OBJECTIVE: In a previous study, we established diabetic and nondiabetic minipig models with coronary artery in-stent restenosis (ISR). Mass spectrometry showed that high-mobility group box (HMGB) 2 level was higher in ISR than in non-ISR tissue from diabetic minipigs. We here investigated whether serum HMGB2 levels were related to ISR in coronary artery disease patients. The effect of HMGB2 was evaluated in mice with femoral artery wire injury and in human aortic smooth muscle cells.
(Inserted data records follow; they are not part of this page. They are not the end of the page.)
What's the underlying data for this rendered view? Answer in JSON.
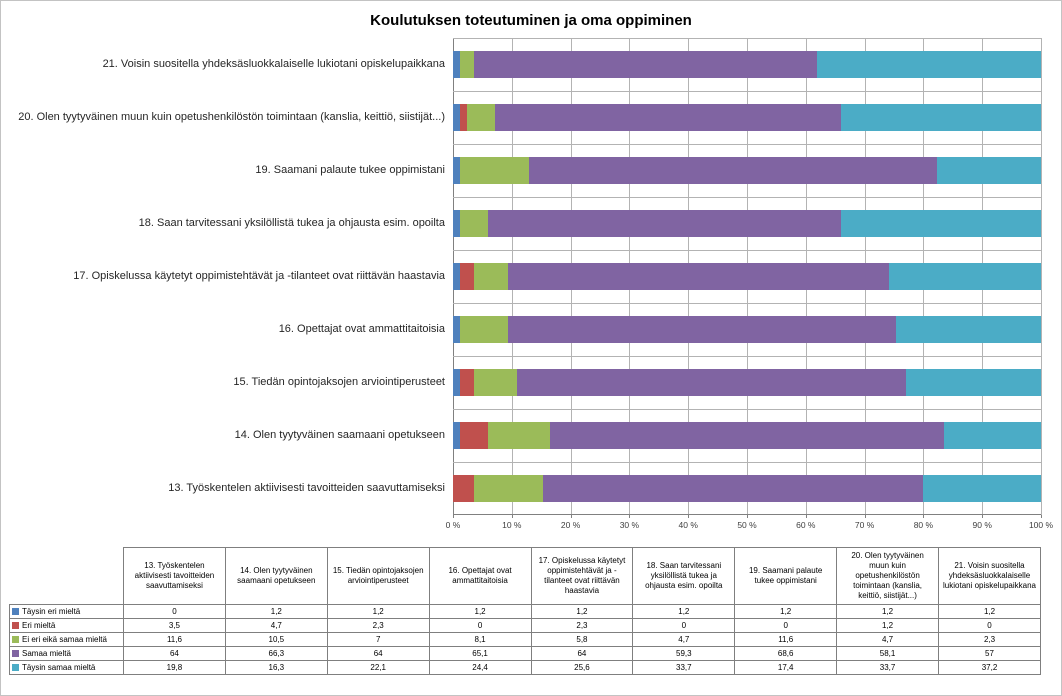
{
  "chart_data": {
    "type": "bar",
    "variant": "100-percent-stacked",
    "orientation": "horizontal",
    "title": "Koulutuksen toteutuminen ja oma oppiminen",
    "categories": [
      "13. Työskentelen aktiivisesti tavoitteiden saavuttamiseksi",
      "14. Olen tyytyväinen saamaani opetukseen",
      "15. Tiedän opintojaksojen arviointiperusteet",
      "16. Opettajat ovat ammattitaitoisia",
      "17. Opiskelussa käytetyt oppimistehtävät ja -tilanteet ovat riittävän haastavia",
      "18. Saan tarvitessani yksilöllistä tukea ja ohjausta esim. opoilta",
      "19. Saamani palaute tukee oppimistani",
      "20. Olen tyytyväinen muun kuin opetushenkilöstön toimintaan (kanslia, keittiö, siistijät...)",
      "21. Voisin suositella yhdeksäsluokkalaiselle lukiotani opiskelupaikkana"
    ],
    "category_display_note": "displayed top-to-bottom from item 21 down to item 13",
    "series": [
      {
        "name": "Täysin eri mieltä",
        "color": "#4F81BD",
        "values": [
          0,
          1.2,
          1.2,
          1.2,
          1.2,
          1.2,
          1.2,
          1.2,
          1.2
        ]
      },
      {
        "name": "Eri mieltä",
        "color": "#C0504D",
        "values": [
          3.5,
          4.7,
          2.3,
          0,
          2.3,
          0,
          0,
          1.2,
          0
        ]
      },
      {
        "name": "Ei eri eikä samaa mieltä",
        "color": "#9BBB59",
        "values": [
          11.6,
          10.5,
          7,
          8.1,
          5.8,
          4.7,
          11.6,
          4.7,
          2.3
        ]
      },
      {
        "name": "Samaa mieltä",
        "color": "#8064A2",
        "values": [
          64,
          66.3,
          64,
          65.1,
          64,
          59.3,
          68.6,
          58.1,
          57
        ]
      },
      {
        "name": "Täysin samaa mieltä",
        "color": "#4BACC6",
        "values": [
          19.8,
          16.3,
          22.1,
          24.4,
          25.6,
          33.7,
          17.4,
          33.7,
          37.2
        ]
      }
    ],
    "x_ticks": [
      "0 %",
      "10 %",
      "20 %",
      "30 %",
      "40 %",
      "50 %",
      "60 %",
      "70 %",
      "80 %",
      "90 %",
      "100 %"
    ],
    "xlim": [
      0,
      100
    ],
    "grid": true,
    "legend_position": "table-row-labels"
  },
  "table": {
    "rows": [
      {
        "label": "Täysin eri mieltä",
        "values": [
          "0",
          "1,2",
          "1,2",
          "1,2",
          "1,2",
          "1,2",
          "1,2",
          "1,2",
          "1,2"
        ]
      },
      {
        "label": "Eri mieltä",
        "values": [
          "3,5",
          "4,7",
          "2,3",
          "0",
          "2,3",
          "0",
          "0",
          "1,2",
          "0"
        ]
      },
      {
        "label": "Ei eri eikä samaa mieltä",
        "values": [
          "11,6",
          "10,5",
          "7",
          "8,1",
          "5,8",
          "4,7",
          "11,6",
          "4,7",
          "2,3"
        ]
      },
      {
        "label": "Samaa mieltä",
        "values": [
          "64",
          "66,3",
          "64",
          "65,1",
          "64",
          "59,3",
          "68,6",
          "58,1",
          "57"
        ]
      },
      {
        "label": "Täysin samaa mieltä",
        "values": [
          "19,8",
          "16,3",
          "22,1",
          "24,4",
          "25,6",
          "33,7",
          "17,4",
          "33,7",
          "37,2"
        ]
      }
    ]
  }
}
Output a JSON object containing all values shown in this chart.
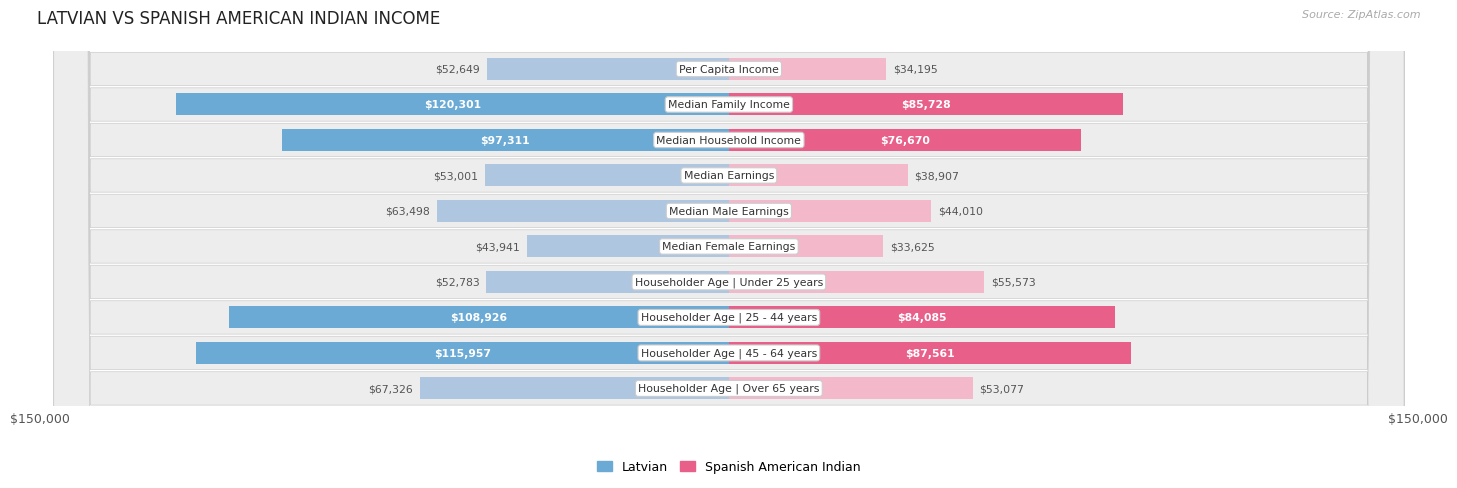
{
  "title": "LATVIAN VS SPANISH AMERICAN INDIAN INCOME",
  "source": "Source: ZipAtlas.com",
  "max_val": 150000,
  "categories": [
    "Per Capita Income",
    "Median Family Income",
    "Median Household Income",
    "Median Earnings",
    "Median Male Earnings",
    "Median Female Earnings",
    "Householder Age | Under 25 years",
    "Householder Age | 25 - 44 years",
    "Householder Age | 45 - 64 years",
    "Householder Age | Over 65 years"
  ],
  "latvian_values": [
    52649,
    120301,
    97311,
    53001,
    63498,
    43941,
    52783,
    108926,
    115957,
    67326
  ],
  "spanish_values": [
    34195,
    85728,
    76670,
    38907,
    44010,
    33625,
    55573,
    84085,
    87561,
    53077
  ],
  "latvian_color_light": "#aec6e0",
  "latvian_color_dark": "#6aaad4",
  "spanish_color_light": "#f4b8cb",
  "spanish_color_dark": "#e8608a",
  "inside_label_threshold": 75000,
  "bg_color": "#ffffff",
  "row_bg_color": "#ededee",
  "legend_latvian_label": "Latvian",
  "legend_spanish_label": "Spanish American Indian"
}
APPROACH AND RESULTS: From 2513 patients undergoing coronary artery intervention and follow-up angiography at ≈1 year, 262 patients were diagnosed with ISR, and 298 patients with no ISR were randomly included as controls. Serum HMGB2 levels were significantly higher in patients with ISR than in those without ISR and were associated with ISR severity. Multivariable logistic regression analysis showed that HMGB2 level was independently associated with ISR. In experiments, HMGB2 expression was increased in vascular tissue after injury. Perivascular HMGB2 administration promoted injury-induced neointimal hyperplasia in C57Bl/6 mice compared with in the control, whereas such pathophysiological features were attenuated in Hmgb2 -/- mice. Mechanistically, HMGB2 enhanced neointimal hyperplasia in mice and proliferation and migration in human aortic smooth muscle cells by inducing reactive oxygen species through increased p47phox phosphorylation. Knocking down p47phox, however, inhibited HMGB2-induced effects in human aortic smooth muscle cells. Finally, HMGB2-induced effects were significantly declined in receptor of advanced glycation end products knockdown or deficient cells, but not in Toll-like receptor 4 knockdown or deficient cells.

CONCLUSIONS: Serum HMGB2 levels were associated with ISR in patients. HMGB2 promoted neointimal hyperplasia in mice with arterial wire injury through reactive oxygen species activation.